The feminists need to calm down

Elsa Maishman 7 April 2015

I’ve lost count of the times I’ve been told to 'calm down' when condemning sexist language or behaviour. Sometimes I deserve it, but most of the time I am in fact already calm, but just failing to realise that every single reaction to sexism must be, of course, ‘female hysteria.’ Women who complain about sexist language are dismissed because their feminist views are too 'hardcore', women who take issue with sexual harassment are accused of 'overreaction', and women who take a stand against sexist facebook posts are laughed at.

Ridicule is one of the most effective ways to undermine an opinion, and it's a fantastic tool for keeping uppity women in their place, afraid of speaking out for fear of being branded a crazy bitch feminist. The title photo of this article has been posted on social media many times as a 'joke' – a hilarious jest about how 'feminism' can be homogenised into a single group of people, 'the feminists', and how you'd better watch out because they're all crazy, angry bitches, coming to hunt you down.

Feminism is not a single campaign, and it is not represented by a particular group of people who share the same views about everything. The only definitive thing you can say about a feminist is that they advocate women's rights.

I have in the past been dismissed as 'taking feminism too seriously'. Sexist discrimination has been woven into the very fabric of our society, to a point where it seems jarringly unnatural to even imagine a world in which women are treated equally and with respect (women take their husbands' names, it's weird for women but not for men to walk around topless, women are members of mankind… we live in a patriarchy, I could go on). Personally, I think that's a pretty serious issue.

This deep-seated sexism manifests itself in bold and obvious ways, like the gender pay gap, but perhaps more dangerously, in minor actions or sleights of language, which alone do not seem overly important but ultimately sum up to the systematic oppression of women. And that oppression is merely reaffirmed every time a feminist is laughed at for being ‘pedantic’ or just ‘looking for an argument.’

I admit that some women do overreact, and see sexism where it is not present. I'm not calling for reverse discrimination – for the right of women to say and do things that would be unacceptable if coming from men. Hate must not be associated with an equal rights campaign, and I do not support 'feminists' who use the movement as a mere veneer to justify hate-fuelled violence or personal attacks. But anger is not hate. Anger, at the way women are treated, at the way our society accepts this so readily that women are being laughed at for 'overreaction' when they express even the slightest opposition to oppression, is actually quite understandable.

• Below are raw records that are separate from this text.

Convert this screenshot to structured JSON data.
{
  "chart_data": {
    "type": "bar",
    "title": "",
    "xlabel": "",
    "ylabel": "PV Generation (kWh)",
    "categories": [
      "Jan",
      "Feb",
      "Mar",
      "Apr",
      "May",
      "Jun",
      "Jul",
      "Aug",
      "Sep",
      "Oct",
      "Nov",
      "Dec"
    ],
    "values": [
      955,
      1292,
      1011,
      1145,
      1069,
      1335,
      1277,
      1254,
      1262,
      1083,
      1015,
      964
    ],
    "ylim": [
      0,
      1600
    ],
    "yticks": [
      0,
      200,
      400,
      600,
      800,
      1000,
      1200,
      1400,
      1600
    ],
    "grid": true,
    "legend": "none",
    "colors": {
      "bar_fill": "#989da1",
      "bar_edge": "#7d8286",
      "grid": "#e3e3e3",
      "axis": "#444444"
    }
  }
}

Feminists have a duty to support and promote women's rights and equality. We do not have a responsibility to 'rebrand' feminism into something more palatable, something easier for the average well-meaning, 'I really want equal rights for women but goodness there's no need to get so upset about it' supporter of feminism to swallow. Yes, some feminists are loud, angry and hate-fuelled. But that doesn't mean that the rest of us should have to balance them out, to watch our every word so as not to 'overreact' and discredit the cause. So engage with feminists. Take us seriously. Disagree with us, argue with us, but don't dismiss us.